At the same time, some companies continue to recover from the effects of the recession and are struggling to make ends meet.
"It's definitely a lot harder to sell tickets now than it was a decade ago," said Zeke Rettman, producing managing director at the Hudson Theatres. Some leaders believe that ticket prices are too expensive, and others said that it has become increasingly difficult to compete for people's attention on social media and other marketing channels.
But with the rapid gentrification of formerly marginal areas of Hollywood, bringing new construction of commercial and residential buildings and even hotels, land values are rising as well, leading to higher rent.
Open Fist's rent increase precipitated its departure. The company had been paying about $8,000 in monthly rent, but the landlord wanted to raise it by $4,000 a month.
"Commercial rents are creeping up again, and a nonprofit theater is not in the best position to compete in the market," said Martha Demson, artistic director of Open Fist.
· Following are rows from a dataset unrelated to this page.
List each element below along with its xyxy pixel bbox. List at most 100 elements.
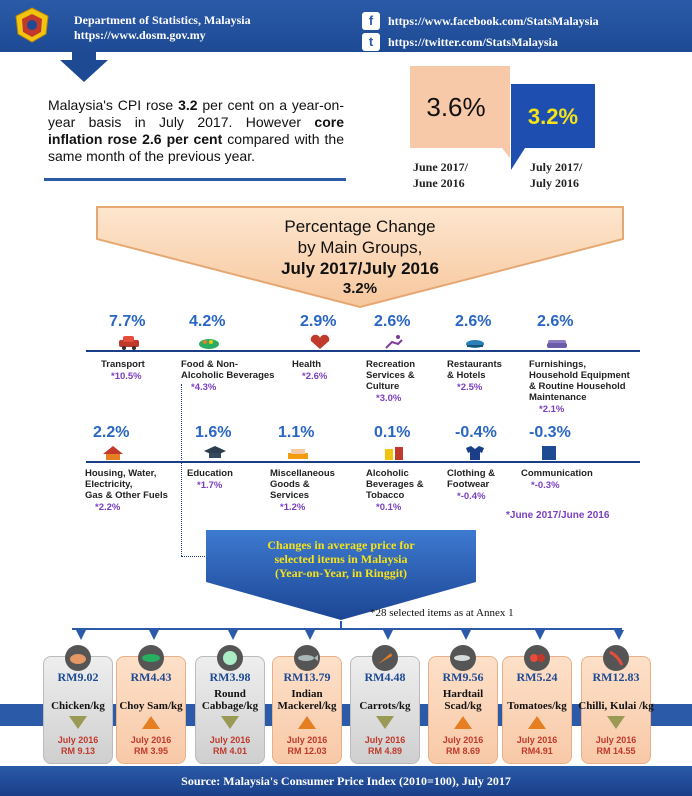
item-name: Indian Mackerel/kg: [277, 688, 337, 712]
groups_row2-prev-3: *0.1%: [376, 502, 402, 513]
price-card: [581, 656, 651, 764]
percentage-change-banner: [96, 206, 624, 309]
june-rate-caption-1: June 2017/: [413, 160, 469, 174]
july-rate-caption-2: July 2016: [530, 176, 580, 190]
item-prev-label: July 2016: [209, 735, 251, 745]
july-rate-box: [511, 84, 595, 170]
dotted-connector-h: [181, 556, 209, 557]
july-rate-caption-1: July 2017/: [530, 160, 583, 174]
tree-branch: [72, 628, 622, 630]
item-prev-price: RM 14.55: [596, 746, 636, 756]
mackerel-icon: [293, 644, 321, 677]
summary-text: Malaysia's CPI rose 3.2 per cent on a ye…: [48, 97, 344, 164]
groups_row2-pct-1: 1.6%: [195, 424, 232, 441]
item-prev-label: July 2016: [516, 735, 558, 745]
org-name: Department of Statistics, Malaysia: [74, 13, 251, 27]
banner-line-2: by Main Groups,: [297, 238, 423, 257]
item-name: Carrots/kg: [359, 700, 411, 712]
tree-drop-arrow: [305, 630, 315, 640]
groups_row1-prev-5: *2.1%: [539, 404, 565, 415]
banner-line-3: July 2017/July 2016: [281, 259, 439, 278]
groups_row1-prev-0: *10.5%: [111, 371, 142, 382]
june-rate-value: 3.6%: [426, 92, 486, 122]
twitter-link[interactable]: https://twitter.com/StatsMalaysia: [388, 35, 558, 49]
price-up-icon: [454, 716, 472, 729]
price-card: [350, 656, 420, 764]
tree-stem: [340, 621, 342, 630]
communication-icon: [537, 444, 559, 460]
chilli-icon: [602, 644, 630, 677]
row1-divider: [86, 350, 640, 352]
tree-drop-arrow: [535, 630, 545, 640]
item-price: RM4.43: [130, 670, 172, 684]
item-prev-label: July 2016: [364, 735, 406, 745]
groups_row2-pct-3: 0.1%: [374, 424, 411, 441]
groups_row1-name-5: Furnishings, Household Equipment & Routi…: [529, 359, 630, 403]
groups_row1-pct-0: 7.7%: [109, 313, 146, 330]
groups_row2-pct-4: -0.4%: [455, 424, 497, 441]
groups_row1-prev-4: *2.5%: [457, 382, 483, 393]
facebook-icon[interactable]: f: [362, 12, 380, 30]
item-prev-label: July 2016: [130, 735, 172, 745]
groups_row1-pct-1: 4.2%: [189, 313, 226, 330]
item-name: Tomatoes/kg: [507, 700, 567, 712]
twitter-icon[interactable]: t: [362, 33, 380, 51]
june-rate-box: [410, 66, 510, 158]
item-prev-price: RM 12.03: [287, 746, 327, 756]
price-down-icon: [376, 716, 394, 729]
groups_row2-pct-0: 2.2%: [93, 424, 130, 441]
groups_row1-name-1: Food & Non- Alcoholic Beverages: [181, 359, 275, 381]
heart-icon: [308, 334, 330, 350]
price-down-icon: [69, 716, 87, 729]
price-up-icon: [142, 716, 160, 729]
price-up-icon: [298, 716, 316, 729]
carrot-icon: [371, 644, 399, 677]
row2-divider: [86, 461, 640, 463]
groups_row2-name-0: Housing, Water, Electricity, Gas & Other…: [85, 468, 168, 501]
groups_row2-pct-2: 1.1%: [278, 424, 315, 441]
groups_row1-pct-5: 2.6%: [537, 313, 574, 330]
item-price: RM4.48: [364, 670, 406, 684]
price-card: [43, 656, 113, 764]
item-prev-price: RM 9.13: [60, 746, 95, 756]
banner-line-1: Percentage Change: [284, 217, 436, 236]
graduation-cap-icon: [203, 444, 226, 460]
item-name: Chilli, Kulai /kg: [578, 700, 654, 712]
price-card: [116, 656, 186, 764]
item-name: Chicken/kg: [51, 700, 105, 712]
clothing-icon: [463, 444, 485, 460]
tree-drop-arrow: [76, 630, 86, 640]
groups_row2-name-5: Communication: [521, 468, 593, 479]
item-name: Choy Sam/kg: [119, 700, 183, 712]
price-card: [272, 656, 342, 764]
tree-drop-arrow: [228, 630, 238, 640]
items-note: *28 selected items as at Annex 1: [370, 607, 514, 619]
item-prev-label: July 2016: [595, 735, 637, 745]
sofa-icon: [545, 334, 567, 350]
groups_row2-prev-5: *-0.3%: [531, 480, 560, 491]
groups_row2-name-2: Miscellaneous Goods & Services: [270, 468, 335, 501]
recreation-icon: [382, 334, 404, 350]
item-price: RM5.24: [516, 670, 558, 684]
groups_row2-prev-1: *1.7%: [197, 480, 223, 491]
facebook-link[interactable]: https://www.facebook.com/StatsMalaysia: [388, 14, 599, 28]
groups_row1-name-0: Transport: [101, 359, 145, 370]
item-prev-label: July 2016: [442, 735, 484, 745]
tree-drop-arrow: [614, 630, 624, 640]
item-prev-label: July 2016: [286, 735, 328, 745]
org-url[interactable]: https://www.dosm.gov.my: [74, 28, 206, 42]
groups_row2-prev-2: *1.2%: [280, 502, 306, 513]
cabbage-icon: [216, 644, 244, 677]
groups_row1-name-4: Restaurants & Hotels: [447, 359, 502, 381]
choy-sam-icon: [137, 644, 165, 677]
item-prev-price: RM 3.95: [133, 746, 168, 756]
groups_row1-prev-1: *4.3%: [191, 382, 217, 393]
item-price: RM13.79: [283, 670, 331, 684]
item-price: RM9.56: [442, 670, 484, 684]
groups_row2-prev-0: *2.2%: [95, 502, 121, 513]
house-icon: [101, 444, 123, 460]
groups_row1-prev-3: *3.0%: [376, 393, 402, 404]
tree-drop-arrow: [149, 630, 159, 640]
tree-drop-arrow: [461, 630, 471, 640]
price-banner-text: Changes in average price for selected it…: [267, 538, 415, 580]
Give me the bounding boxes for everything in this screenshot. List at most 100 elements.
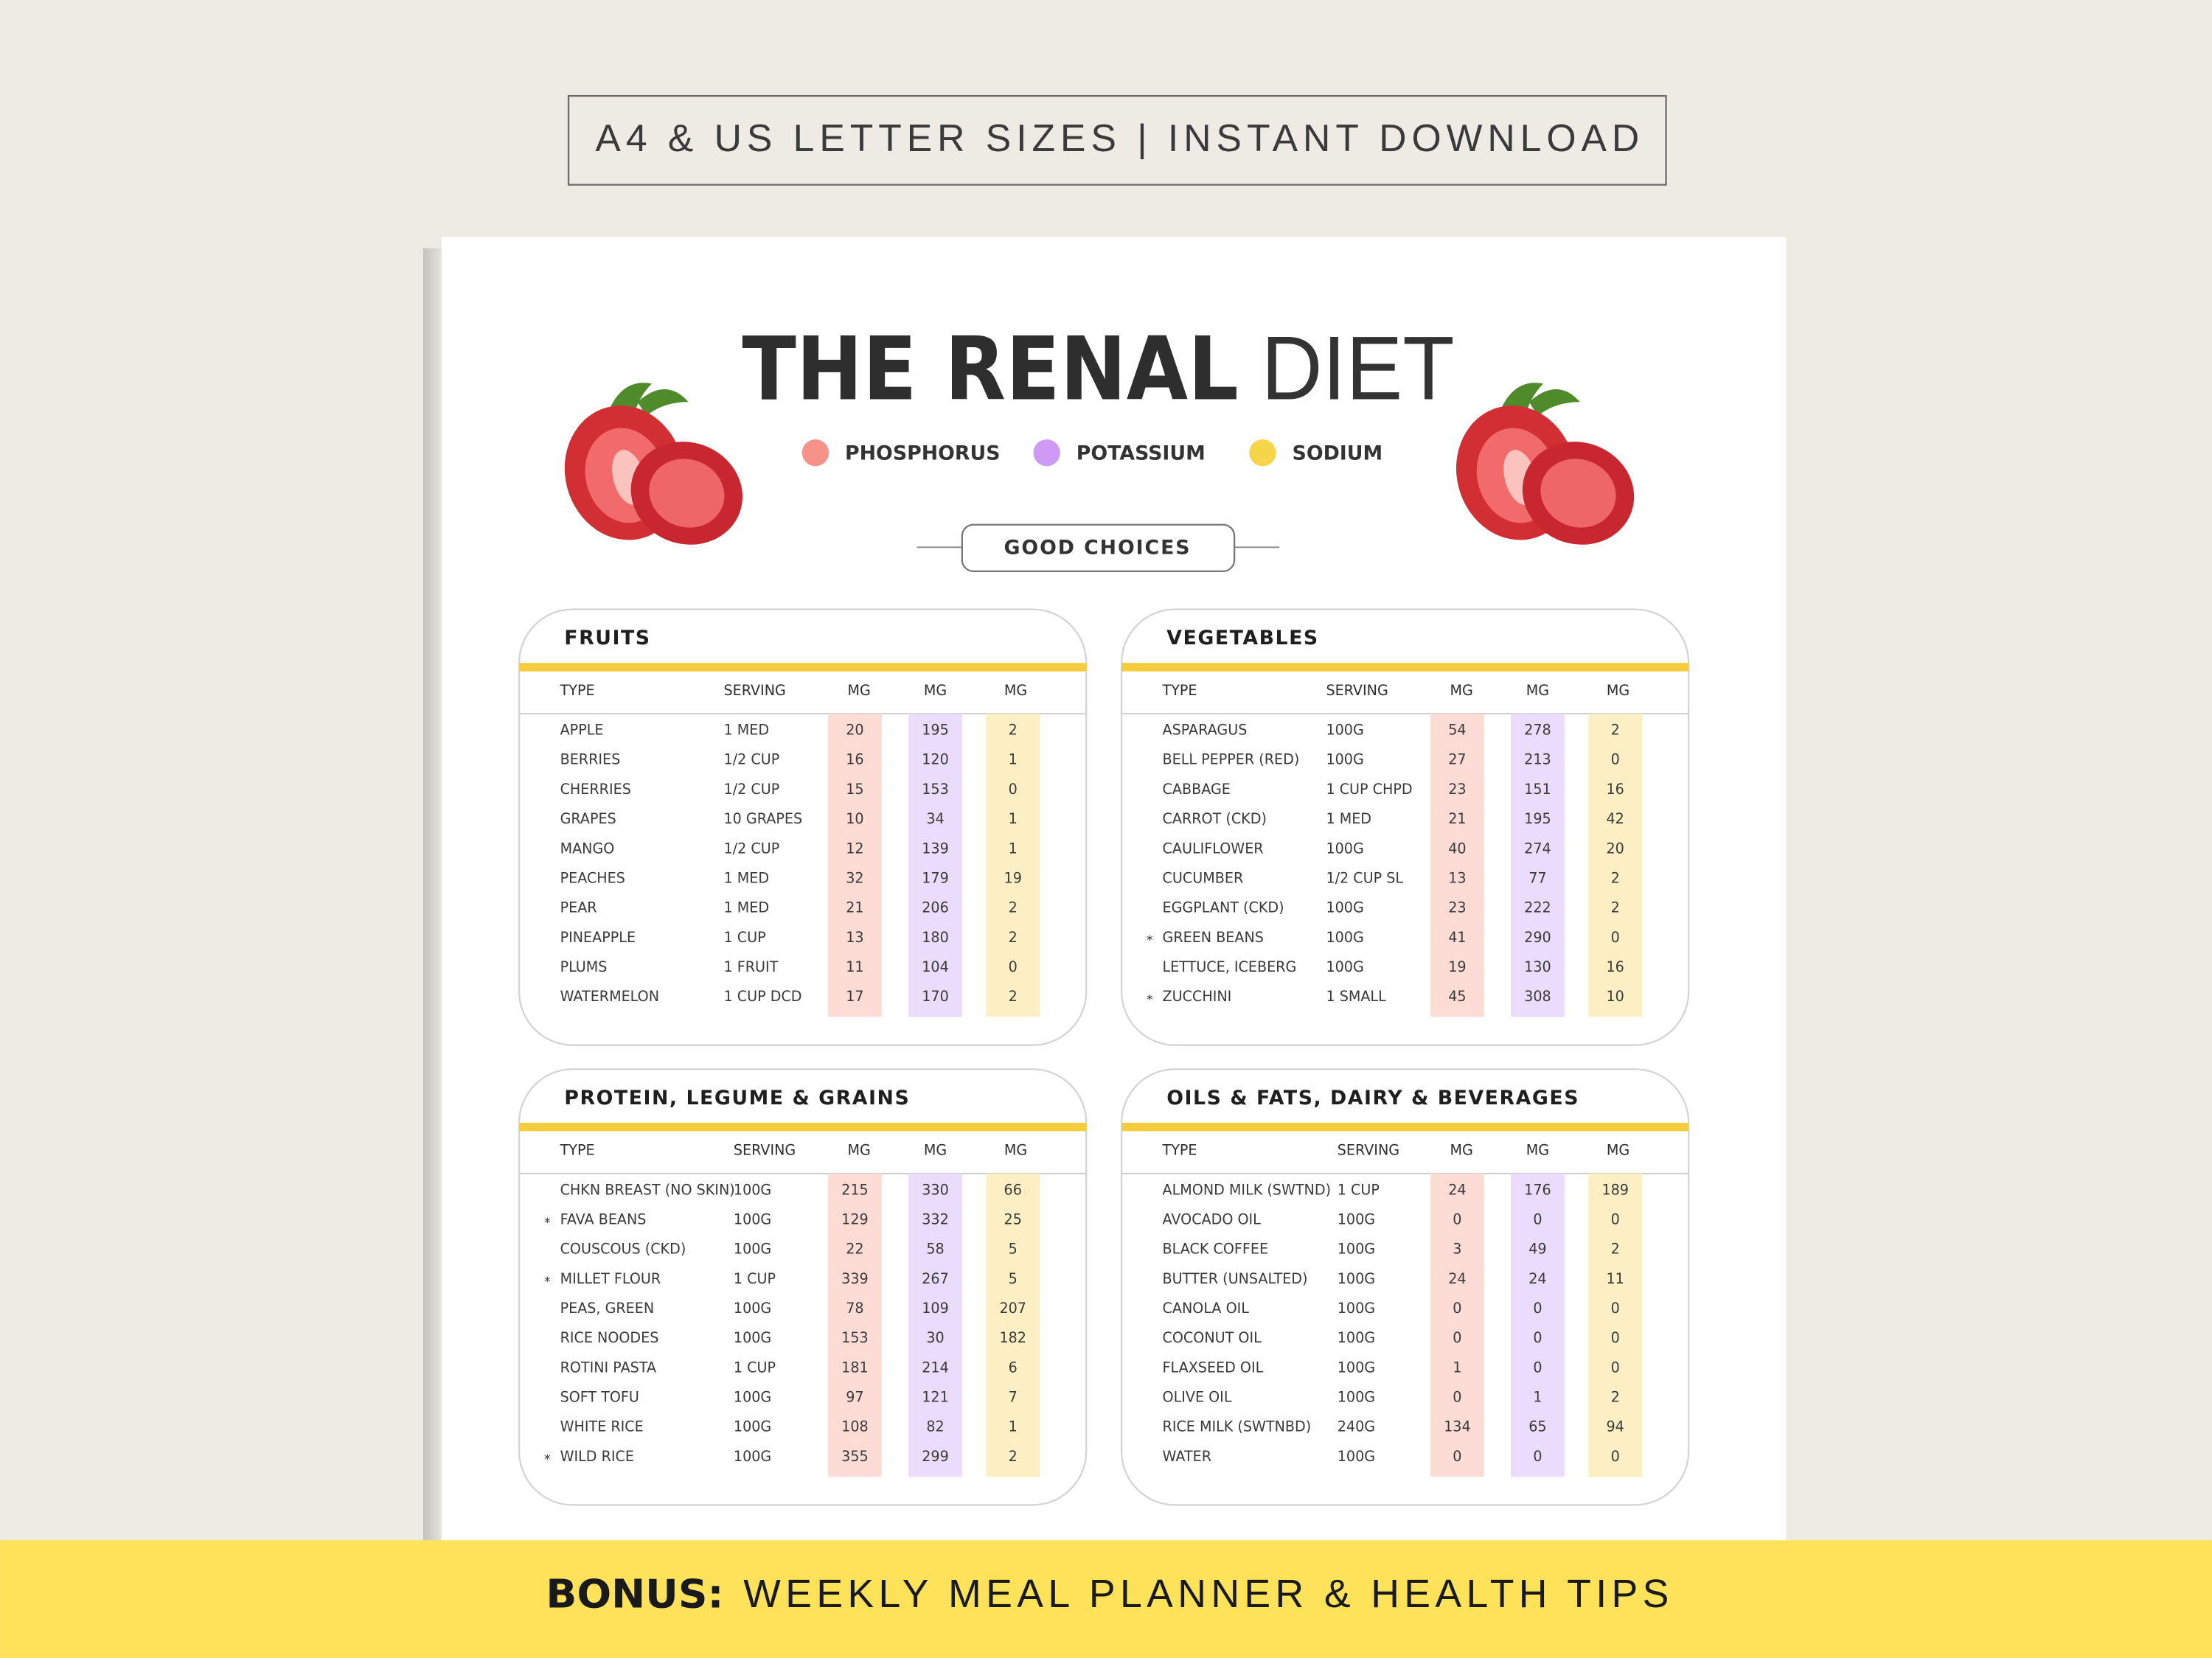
serving: 10 GRAPES: [724, 810, 803, 827]
mg-value: 308: [1524, 988, 1551, 1005]
mg-value: 32: [846, 869, 863, 886]
mg-value: 104: [922, 958, 949, 975]
column-header: MG: [1004, 1142, 1027, 1159]
food-type: SOFT TOFU: [560, 1389, 639, 1406]
food-type: CHERRIES: [560, 781, 631, 798]
food-type: PEAR: [560, 899, 597, 916]
food-type: CABBAGE: [1163, 781, 1231, 798]
mg-value: 0: [1533, 1329, 1542, 1346]
column-header: MG: [1526, 682, 1549, 699]
mg-value: 0: [1533, 1359, 1542, 1376]
mg-value: 12: [846, 840, 863, 857]
food-type: WATERMELON: [560, 988, 659, 1005]
mg-value: 0: [1611, 929, 1620, 946]
mg-value: 19: [1448, 958, 1466, 975]
mg-value: 10: [1607, 988, 1624, 1005]
food-type: BLACK COFFEE: [1163, 1241, 1269, 1258]
column-header: MG: [1450, 1142, 1472, 1159]
mg-value: 213: [1524, 751, 1551, 768]
column-header: TYPE: [1162, 682, 1197, 699]
serving: 1 CUP CHPD: [1326, 781, 1412, 798]
footer-text: WEEKLY MEAL PLANNER & HEALTH TIPS: [743, 1572, 1669, 1616]
mg-value: 25: [1004, 1211, 1022, 1227]
title-bar: [1121, 1122, 1689, 1132]
food-type: FLAXSEED OIL: [1163, 1359, 1264, 1376]
title-bar: [1121, 663, 1689, 672]
mg-value: 45: [1448, 988, 1466, 1005]
legend-dot: [1249, 439, 1276, 467]
serving: 1 CUP DCD: [724, 988, 802, 1005]
serving: 100G: [734, 1211, 771, 1227]
food-type: CARROT (CKD): [1163, 810, 1267, 827]
mg-value: 13: [846, 929, 863, 946]
mg-value: 189: [1601, 1181, 1629, 1198]
mg-value: 0: [1611, 1329, 1620, 1346]
mg-value: 2: [1611, 899, 1620, 916]
mg-value: 0: [1009, 958, 1018, 975]
column-header: MG: [1607, 682, 1630, 699]
serving: 1 MED: [724, 899, 770, 916]
mg-value: 2: [1009, 899, 1018, 916]
mg-value: 108: [841, 1418, 869, 1435]
mg-value: 97: [846, 1389, 863, 1406]
mg-value: 182: [999, 1329, 1026, 1346]
row-marker: *: [1147, 992, 1153, 1007]
food-type: PINEAPPLE: [560, 929, 636, 946]
mg-value: 1: [1009, 810, 1018, 827]
serving: 1 MED: [1326, 810, 1371, 827]
mg-value: 77: [1528, 869, 1546, 886]
serving: 1 CUP: [734, 1270, 776, 1287]
serving: 100G: [734, 1418, 771, 1435]
section-label: GOOD CHOICES: [1004, 537, 1192, 560]
mg-value: 22: [846, 1241, 863, 1258]
mg-value: 0: [1009, 781, 1018, 798]
legend-dot: [1033, 439, 1060, 467]
food-type: ALMOND MILK (SWTND): [1163, 1181, 1332, 1198]
mg-value: 180: [922, 929, 949, 946]
mg-value: 1: [1009, 840, 1018, 857]
column-band: [1588, 1173, 1643, 1477]
mg-value: 0: [1611, 1211, 1620, 1227]
column-band: [908, 1173, 962, 1477]
footer-bold: BONUS:: [546, 1570, 723, 1617]
mg-value: 11: [846, 958, 863, 975]
mg-value: 65: [1528, 1418, 1546, 1435]
table-title: FRUITS: [564, 627, 650, 649]
serving: 100G: [734, 1300, 771, 1317]
serving: 100G: [1338, 1270, 1375, 1287]
serving: 1 CUP: [724, 929, 766, 946]
column-band: [828, 714, 882, 1017]
mg-value: 49: [1528, 1241, 1546, 1258]
food-type: BUTTER (UNSALTED): [1163, 1270, 1308, 1287]
mg-value: 23: [1448, 899, 1466, 916]
mg-value: 21: [1448, 810, 1466, 827]
mg-value: 2: [1611, 722, 1620, 739]
mg-value: 10: [846, 810, 863, 827]
serving: 1 MED: [724, 869, 770, 886]
mg-value: 299: [922, 1448, 949, 1465]
mg-value: 78: [846, 1300, 863, 1317]
serving: 100G: [1326, 929, 1363, 946]
serving: 100G: [734, 1389, 771, 1406]
column-band: [1430, 714, 1484, 1017]
column-header: MG: [848, 1142, 871, 1159]
food-type: PEAS, GREEN: [560, 1300, 655, 1317]
mg-value: 207: [999, 1300, 1026, 1317]
mg-value: 355: [841, 1448, 869, 1465]
mg-value: 27: [1448, 751, 1466, 768]
food-type: RICE MILK (SWTNBD): [1163, 1418, 1312, 1435]
serving: 100G: [734, 1329, 771, 1346]
mg-value: 206: [922, 899, 949, 916]
mg-value: 5: [1009, 1241, 1018, 1258]
mg-value: 82: [926, 1418, 944, 1435]
food-type: CUCUMBER: [1163, 869, 1244, 886]
mg-value: 30: [926, 1329, 944, 1346]
mg-value: 2: [1009, 1448, 1018, 1465]
food-type: MANGO: [560, 840, 615, 857]
column-header: TYPE: [560, 682, 595, 699]
legend-dot: [801, 439, 830, 467]
row-marker: *: [1147, 933, 1153, 948]
mg-value: 7: [1009, 1389, 1018, 1406]
mg-value: 278: [1524, 722, 1551, 739]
Last year, the Celebration left its home of more than two decades on Santa Monica near La Brea Avenue because its occupancy expenses — which had started to include utilities on top of rent — more than doubled.
In the last eight years, the cost of residing at the theater rose from $3,000 per month to roughly $7,500, according to Michael C. Kricfalusi, the company's executive director.
The Celebration, which produces gay- and lesbian-themed plays and musicals, has found a part-time space in Atwater Village; Open Fist has opted for a nomadic existence, producing plays at different venues.
The Elephant Stages, on Santa Monica near Vine Street, will likely have to vacate its home in two years because the owner plans on selling the property. With three stages as well as a resident theater company, the Elephant has seen its rents soar since it moved to Hollywood in 1999. At the time, the company paid $3,100 per month for its 99-seat Lillian Theatre alone. It now pays $6,000 for the same space.